If Mahler is not a great man, he is at
least the silhouette of one. The need of expression that drove him to
composition was indubitably mighty. The passion with which he addressed
himself to his labor despite all discouragement and lack of success, the
loftiness and nobleness of the task which he set for himself, the
splendor of the intentions, reveal how fierce a fire burnt in the man.
He was not one of those who come to music to form little jewels. On the
contrary, in gesture he was ever one of the eminently faithful. He came
to music to create a great, simple, popular symphonic art for these
latter days, a thing of broad lines and simple contours and spiritual
grandeur. He sought to express sincerely his deep, real sorrow, his
choking homesickness for the something which childhood seems to possess
and maturity to be without; to dream himself into childlike, paradisaic
joys and wake himself to faith and action once again.

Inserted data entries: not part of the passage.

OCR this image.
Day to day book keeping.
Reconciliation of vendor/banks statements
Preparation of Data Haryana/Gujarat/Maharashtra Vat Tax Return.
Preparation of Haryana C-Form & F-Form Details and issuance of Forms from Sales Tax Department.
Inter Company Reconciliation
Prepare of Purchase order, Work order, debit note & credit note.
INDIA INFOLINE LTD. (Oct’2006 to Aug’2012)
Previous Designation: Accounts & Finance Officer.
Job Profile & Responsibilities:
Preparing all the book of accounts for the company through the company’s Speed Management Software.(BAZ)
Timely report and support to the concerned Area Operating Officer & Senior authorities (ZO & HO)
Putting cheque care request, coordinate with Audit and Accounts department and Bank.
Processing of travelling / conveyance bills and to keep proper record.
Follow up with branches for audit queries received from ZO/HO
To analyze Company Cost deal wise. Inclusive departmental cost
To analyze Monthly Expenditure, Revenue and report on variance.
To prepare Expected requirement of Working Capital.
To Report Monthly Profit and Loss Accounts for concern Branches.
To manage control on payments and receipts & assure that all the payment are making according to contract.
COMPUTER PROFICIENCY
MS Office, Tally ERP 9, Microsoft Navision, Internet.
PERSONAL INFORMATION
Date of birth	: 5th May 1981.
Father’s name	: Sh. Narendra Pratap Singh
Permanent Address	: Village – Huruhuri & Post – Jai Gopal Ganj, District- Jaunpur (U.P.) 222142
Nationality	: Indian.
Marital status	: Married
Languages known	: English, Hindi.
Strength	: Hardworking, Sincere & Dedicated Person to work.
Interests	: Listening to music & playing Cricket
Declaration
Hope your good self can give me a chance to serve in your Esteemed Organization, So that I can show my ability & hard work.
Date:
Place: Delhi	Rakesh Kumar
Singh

He attempted to
create a musical language that would be gigantic and crude and powerful
as Nature herself; tried to imbue the orchestra with the Dionysiac might
of sun and winds and teeming clay; wished to be able to say of his
symphonies, "Hier roerht die Natur." To a friend who visited him at his
country house in Toblach and commented upon the mountains surrounding
the spot, Mahler jestingly replied, "Ich hab' sie alle fortcomponiert.